5.7 Abnormal Bleeding SSRIs and SNRIs, including escitalopram oxalate, may increase the risk of bleeding events. Concomitant use of aspirin, nonsteroidal anti-inflammatory drugs, warfarin, and other anticoagulants may add to the risk. Case reports and epidemiological studies (case-control and cohort design) have demonstrated an association between use of drugs that interfere with serotonin reuptake and the occurrence of gastrointestinal bleeding. Bleeding events related to SSRIs and SNRIs use have ranged from ecchymoses, hematomas, epistaxis, and petechiae to life-threatening hemorrhages.

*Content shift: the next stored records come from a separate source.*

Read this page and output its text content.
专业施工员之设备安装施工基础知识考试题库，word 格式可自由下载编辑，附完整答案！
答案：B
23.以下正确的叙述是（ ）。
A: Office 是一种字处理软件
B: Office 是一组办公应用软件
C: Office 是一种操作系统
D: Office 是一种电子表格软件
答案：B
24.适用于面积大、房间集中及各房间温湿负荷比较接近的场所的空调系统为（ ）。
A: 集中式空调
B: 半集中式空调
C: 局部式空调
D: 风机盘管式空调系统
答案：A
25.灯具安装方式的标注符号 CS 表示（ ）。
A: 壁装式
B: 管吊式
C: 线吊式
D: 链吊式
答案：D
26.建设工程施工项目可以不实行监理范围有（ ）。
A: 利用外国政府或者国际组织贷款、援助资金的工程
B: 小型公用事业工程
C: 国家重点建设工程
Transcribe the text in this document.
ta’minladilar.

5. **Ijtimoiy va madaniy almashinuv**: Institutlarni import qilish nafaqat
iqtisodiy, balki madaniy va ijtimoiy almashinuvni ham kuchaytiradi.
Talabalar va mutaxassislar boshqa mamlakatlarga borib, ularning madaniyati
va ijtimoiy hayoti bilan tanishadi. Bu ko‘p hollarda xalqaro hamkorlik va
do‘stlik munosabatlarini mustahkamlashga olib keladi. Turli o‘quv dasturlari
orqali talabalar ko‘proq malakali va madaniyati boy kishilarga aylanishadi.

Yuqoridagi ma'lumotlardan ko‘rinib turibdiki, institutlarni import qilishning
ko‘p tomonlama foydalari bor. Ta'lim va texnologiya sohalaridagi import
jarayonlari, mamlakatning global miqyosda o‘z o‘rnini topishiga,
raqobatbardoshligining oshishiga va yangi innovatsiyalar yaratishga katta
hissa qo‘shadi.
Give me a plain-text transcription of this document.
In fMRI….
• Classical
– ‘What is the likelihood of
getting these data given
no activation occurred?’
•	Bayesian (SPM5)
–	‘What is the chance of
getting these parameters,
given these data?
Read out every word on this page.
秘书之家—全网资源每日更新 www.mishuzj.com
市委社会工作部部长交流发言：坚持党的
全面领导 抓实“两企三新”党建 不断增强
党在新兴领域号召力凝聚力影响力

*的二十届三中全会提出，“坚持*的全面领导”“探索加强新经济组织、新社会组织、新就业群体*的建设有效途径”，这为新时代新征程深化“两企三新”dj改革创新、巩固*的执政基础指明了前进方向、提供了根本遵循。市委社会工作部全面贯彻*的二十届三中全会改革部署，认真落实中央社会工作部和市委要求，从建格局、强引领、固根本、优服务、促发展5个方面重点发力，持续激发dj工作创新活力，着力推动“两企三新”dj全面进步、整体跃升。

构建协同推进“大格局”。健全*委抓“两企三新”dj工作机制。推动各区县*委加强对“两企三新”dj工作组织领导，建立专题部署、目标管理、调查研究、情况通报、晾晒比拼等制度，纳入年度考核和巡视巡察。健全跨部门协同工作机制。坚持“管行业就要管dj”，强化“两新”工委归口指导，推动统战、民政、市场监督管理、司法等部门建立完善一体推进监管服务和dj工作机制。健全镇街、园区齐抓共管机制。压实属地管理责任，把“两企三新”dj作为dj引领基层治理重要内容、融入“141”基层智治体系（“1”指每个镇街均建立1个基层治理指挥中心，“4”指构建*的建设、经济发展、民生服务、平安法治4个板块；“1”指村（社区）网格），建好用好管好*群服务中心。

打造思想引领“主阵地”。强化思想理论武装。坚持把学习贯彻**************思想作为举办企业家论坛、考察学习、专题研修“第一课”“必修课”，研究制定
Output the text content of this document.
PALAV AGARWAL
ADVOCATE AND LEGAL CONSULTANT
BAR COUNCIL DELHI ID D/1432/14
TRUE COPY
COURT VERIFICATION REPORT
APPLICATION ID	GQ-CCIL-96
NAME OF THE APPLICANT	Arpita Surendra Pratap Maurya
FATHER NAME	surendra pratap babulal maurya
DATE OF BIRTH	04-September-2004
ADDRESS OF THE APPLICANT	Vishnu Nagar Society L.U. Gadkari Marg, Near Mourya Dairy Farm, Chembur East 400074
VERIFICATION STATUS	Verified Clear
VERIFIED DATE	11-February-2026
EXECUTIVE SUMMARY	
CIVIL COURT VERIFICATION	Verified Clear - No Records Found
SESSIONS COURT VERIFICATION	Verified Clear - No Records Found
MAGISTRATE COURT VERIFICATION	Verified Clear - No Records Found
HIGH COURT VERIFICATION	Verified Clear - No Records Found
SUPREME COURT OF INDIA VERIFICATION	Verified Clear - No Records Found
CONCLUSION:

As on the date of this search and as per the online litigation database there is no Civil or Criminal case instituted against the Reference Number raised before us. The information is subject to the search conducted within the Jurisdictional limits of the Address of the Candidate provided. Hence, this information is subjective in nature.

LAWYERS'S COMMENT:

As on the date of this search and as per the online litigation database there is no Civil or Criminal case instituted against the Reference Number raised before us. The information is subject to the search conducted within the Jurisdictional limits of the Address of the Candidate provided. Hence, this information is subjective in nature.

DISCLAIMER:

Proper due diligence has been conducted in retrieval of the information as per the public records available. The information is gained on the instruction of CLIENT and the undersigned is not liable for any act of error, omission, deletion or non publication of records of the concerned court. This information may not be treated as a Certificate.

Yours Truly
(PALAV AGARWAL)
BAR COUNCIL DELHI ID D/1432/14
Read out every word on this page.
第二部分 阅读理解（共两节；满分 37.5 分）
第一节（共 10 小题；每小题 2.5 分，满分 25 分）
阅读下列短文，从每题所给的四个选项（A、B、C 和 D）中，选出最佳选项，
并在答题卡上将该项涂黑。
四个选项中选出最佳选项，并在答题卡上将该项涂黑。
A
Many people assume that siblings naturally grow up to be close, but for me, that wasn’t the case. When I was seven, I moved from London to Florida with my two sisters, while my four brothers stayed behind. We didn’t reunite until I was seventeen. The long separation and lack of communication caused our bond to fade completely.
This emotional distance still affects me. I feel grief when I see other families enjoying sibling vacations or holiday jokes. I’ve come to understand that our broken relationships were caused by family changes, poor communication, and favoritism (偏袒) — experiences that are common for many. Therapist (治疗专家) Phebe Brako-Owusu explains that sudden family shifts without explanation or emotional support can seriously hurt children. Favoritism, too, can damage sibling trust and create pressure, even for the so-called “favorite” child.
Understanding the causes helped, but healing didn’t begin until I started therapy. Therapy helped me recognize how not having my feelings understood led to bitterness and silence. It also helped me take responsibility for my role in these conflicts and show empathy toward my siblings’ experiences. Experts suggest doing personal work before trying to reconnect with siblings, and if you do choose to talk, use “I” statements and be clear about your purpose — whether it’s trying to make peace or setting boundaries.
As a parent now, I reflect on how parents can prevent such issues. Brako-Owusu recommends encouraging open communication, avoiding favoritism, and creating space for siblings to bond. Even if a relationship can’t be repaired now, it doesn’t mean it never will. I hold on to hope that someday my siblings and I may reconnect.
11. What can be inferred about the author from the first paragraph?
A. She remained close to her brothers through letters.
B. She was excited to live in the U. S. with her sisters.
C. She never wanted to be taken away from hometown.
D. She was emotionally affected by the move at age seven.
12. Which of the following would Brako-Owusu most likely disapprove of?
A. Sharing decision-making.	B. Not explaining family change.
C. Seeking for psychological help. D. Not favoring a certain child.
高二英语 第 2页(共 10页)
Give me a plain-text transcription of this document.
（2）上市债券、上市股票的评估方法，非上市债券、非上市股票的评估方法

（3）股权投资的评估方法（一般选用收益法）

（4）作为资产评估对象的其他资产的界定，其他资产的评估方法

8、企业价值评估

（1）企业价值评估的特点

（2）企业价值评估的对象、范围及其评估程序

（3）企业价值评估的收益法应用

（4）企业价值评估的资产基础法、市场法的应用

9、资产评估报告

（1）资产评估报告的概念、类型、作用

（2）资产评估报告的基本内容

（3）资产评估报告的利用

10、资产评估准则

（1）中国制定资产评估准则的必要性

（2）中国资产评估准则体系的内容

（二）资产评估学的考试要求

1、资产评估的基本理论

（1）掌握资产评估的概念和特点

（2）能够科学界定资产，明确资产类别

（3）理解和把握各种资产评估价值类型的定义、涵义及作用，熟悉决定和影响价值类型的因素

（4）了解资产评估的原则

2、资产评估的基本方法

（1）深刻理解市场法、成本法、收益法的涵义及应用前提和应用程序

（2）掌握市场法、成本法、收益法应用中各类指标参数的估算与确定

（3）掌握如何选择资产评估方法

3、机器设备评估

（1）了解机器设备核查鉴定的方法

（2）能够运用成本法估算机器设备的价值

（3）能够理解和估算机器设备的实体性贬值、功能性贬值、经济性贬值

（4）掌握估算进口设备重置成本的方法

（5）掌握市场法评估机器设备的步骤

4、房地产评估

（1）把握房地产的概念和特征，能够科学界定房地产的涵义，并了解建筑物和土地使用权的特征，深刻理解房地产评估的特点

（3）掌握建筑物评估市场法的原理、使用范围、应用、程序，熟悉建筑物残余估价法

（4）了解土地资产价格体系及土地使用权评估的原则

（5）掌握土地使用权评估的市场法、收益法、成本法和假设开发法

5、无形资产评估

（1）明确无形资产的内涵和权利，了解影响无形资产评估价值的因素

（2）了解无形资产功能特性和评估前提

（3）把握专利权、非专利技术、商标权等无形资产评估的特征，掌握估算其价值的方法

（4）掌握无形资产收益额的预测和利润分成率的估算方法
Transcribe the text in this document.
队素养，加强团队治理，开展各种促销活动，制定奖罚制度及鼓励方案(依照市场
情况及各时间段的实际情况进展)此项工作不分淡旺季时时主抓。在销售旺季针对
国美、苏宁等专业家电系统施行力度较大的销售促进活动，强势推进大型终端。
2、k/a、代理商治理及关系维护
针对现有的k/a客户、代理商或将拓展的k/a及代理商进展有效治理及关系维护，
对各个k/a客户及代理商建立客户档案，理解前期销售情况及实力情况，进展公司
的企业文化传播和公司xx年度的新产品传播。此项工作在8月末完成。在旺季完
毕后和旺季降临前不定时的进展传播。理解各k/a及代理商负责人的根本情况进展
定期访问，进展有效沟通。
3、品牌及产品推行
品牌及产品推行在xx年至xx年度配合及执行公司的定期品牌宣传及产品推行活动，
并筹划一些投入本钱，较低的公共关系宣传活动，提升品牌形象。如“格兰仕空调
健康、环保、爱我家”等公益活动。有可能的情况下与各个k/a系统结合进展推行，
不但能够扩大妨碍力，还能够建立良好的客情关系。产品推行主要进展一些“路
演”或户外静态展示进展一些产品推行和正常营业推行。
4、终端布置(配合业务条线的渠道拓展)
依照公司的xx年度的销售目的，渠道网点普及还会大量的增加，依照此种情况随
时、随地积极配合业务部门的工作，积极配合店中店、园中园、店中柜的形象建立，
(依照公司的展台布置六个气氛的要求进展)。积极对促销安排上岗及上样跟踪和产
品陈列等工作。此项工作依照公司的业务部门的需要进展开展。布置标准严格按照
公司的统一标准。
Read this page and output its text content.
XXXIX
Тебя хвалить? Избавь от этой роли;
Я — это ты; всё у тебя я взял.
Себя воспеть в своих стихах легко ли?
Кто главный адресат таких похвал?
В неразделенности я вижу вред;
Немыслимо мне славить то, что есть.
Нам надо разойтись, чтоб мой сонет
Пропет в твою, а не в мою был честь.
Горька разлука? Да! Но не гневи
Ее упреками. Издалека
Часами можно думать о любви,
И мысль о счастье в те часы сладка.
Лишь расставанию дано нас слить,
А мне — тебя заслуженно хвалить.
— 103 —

Patients should be cautioned about the risk of bleeding associated with the concomitant use of escitalopram oxalate and NSAIDs, aspirin, or other drugs that affect coagulation.

5.8 Interference with Cognitive and Motor Performance In a study in normal volunteers, escitalopram oxalate 10 mg/day did not produce impairment of intellectual function or psychomotor performance. Because any psychoactive drug may impair judgment, thinking, or motor skills, however, patients should be cautioned about operating hazardous machinery, including automobiles, until they are reasonably certain that escitalopram oxalate therapy does not affect their ability to engage in such activities.

5.9 Angle Closure Glaucoma Angle Closure Glaucoma: The pupillary dilation that occurs following use of many antidepressant drugs including escitalopram oxalate may trigger an angle closure attack in a patient with anatomically narrow angles who does not have a patent iridectomy.

5.10 Use in Patients with Concomitant Illness Clinical experience with escitalopram oxalate in patients with certain concomitant systemic illnesses is limited. Caution is advisable in using escitalopram oxalate in patients with diseases or conditions that produce altered metabolism or hemodynamic responses. Escitalopram oxalate has not been systematically evaluated in patients with a recent history of myocardial infarction or unstable heart disease. Patients with these diagnoses were generally excluded from clinical studies during the product&apos;s premarketing testing. In subjects with hepatic impairment, clearance of racemic citalopram was decreased and plasma concentrations were increased. The recommended dose of escitalopram oxalate in hepatically impaired patients is 10 mg/day [ see Dosage and Administration ( 2.3 ) ]. Because escitalopram is extensively metabolized, excretion of unchanged drug in urine is a minor route of elimination. Until adequate numbers of patients with severe renal impairment have been evaluated during chronic treatment with escitalopram oxalate, however, it should be used with caution in such patients [ see Dosage and Administration ( 2.3 ) ].